Il se spécialisa dans la peinture d’animaux, d’oiseaux, de batraciens et d’insectes qu’il introduisait notamment dans des tableaux représentant les quatre éléments, les quatre parties du monde (Musée de Cambridge, de Madrid, de Prague, de Strasbourg), des allégories, des fables ainsi que dans des pièces de cabinet de très petits formats. Jan van Kessel est aussi un des plus brillants peintres de fleurs du siècle. Ses roses, souvent de couleur rose, ou ses tulipes sont finement détaillées et disposées en bouquets aérés. Cette finesse du détail se retrouve dans ses natures mortes de fruits et dans la représentation d’objets qu’il y introduit : plats, corbeilles, vases. Le charme de ses compositions, et leur exécution fine et précise ainsi que les tonalités vives et soutenues de ses coloris font de Jan van Kessel un des peintres flamands les plus attachants et des plus appréciés.

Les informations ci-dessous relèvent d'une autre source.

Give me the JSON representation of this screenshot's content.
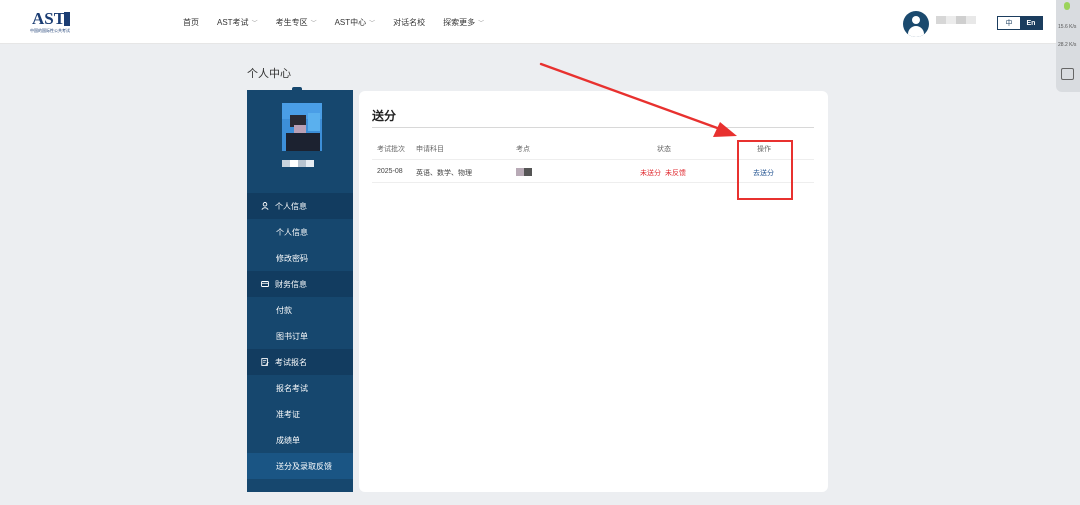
{
  "header": {
    "logo_text": "AST",
    "logo_sub": "中国的国际性公共考试",
    "nav": [
      {
        "label": "首页",
        "has_dropdown": false
      },
      {
        "label": "AST考试",
        "has_dropdown": true
      },
      {
        "label": "考生专区",
        "has_dropdown": true
      },
      {
        "label": "AST中心",
        "has_dropdown": true
      },
      {
        "label": "对话名校",
        "has_dropdown": false
      },
      {
        "label": "探索更多",
        "has_dropdown": true
      }
    ],
    "lang_cn": "中",
    "lang_en": "En"
  },
  "float_widget": {
    "line1": "15.6 K/s",
    "line2": "28.2 K/s"
  },
  "page_title": "个人中心",
  "sidebar": {
    "groups": [
      {
        "label": "个人信息",
        "icon": "user-icon",
        "items": [
          "个人信息",
          "修改密码"
        ]
      },
      {
        "label": "财务信息",
        "icon": "card-icon",
        "items": [
          "付款",
          "图书订单"
        ]
      },
      {
        "label": "考试报名",
        "icon": "form-icon",
        "items": [
          "报名考试",
          "准考证",
          "成绩单",
          "送分及录取反馈"
        ]
      }
    ],
    "active_item": "送分及录取反馈"
  },
  "main": {
    "title": "送分",
    "columns": [
      "考试批次",
      "申请科目",
      "考点",
      "状态",
      "操作"
    ],
    "rows": [
      {
        "batch": "2025-08",
        "subjects": "英语、数学、物理",
        "status_1": "未送分",
        "status_2": "未反馈",
        "action": "去送分"
      }
    ]
  },
  "colors": {
    "sidebar": "#16476e",
    "sidebar_group": "#123c60",
    "accent_red": "#e0292f",
    "link_blue": "#1e4f8e",
    "annotation_red": "#e8312f"
  }
}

Cette somptueuse nature morte est exceptionnelle à plus d’un titre. Sa taille permet, en effet, à l’artiste de se livrer à un exercice d’une virtuosité rarement égalée. Jan Van Kessel introduit dans ce panneau la quasi-totalité de ses thèmes de prédilection. La corbeille de fleurs, les fruits déposés dans de précieux plats en porcelaine de Chine, le fourmillement d’animaux, d’insectes et de légumes sont autant de sujets traités indépendamment par le peintre tout au long de sa vie. D’un tableau à l’autre, et sans jamais se répéter, Jan van Kessel charmait les amateurs de son époque par ses petits banketjes colorés, peints avec cette touche à la fois libre et émaillée qui caractérise si bien son travail.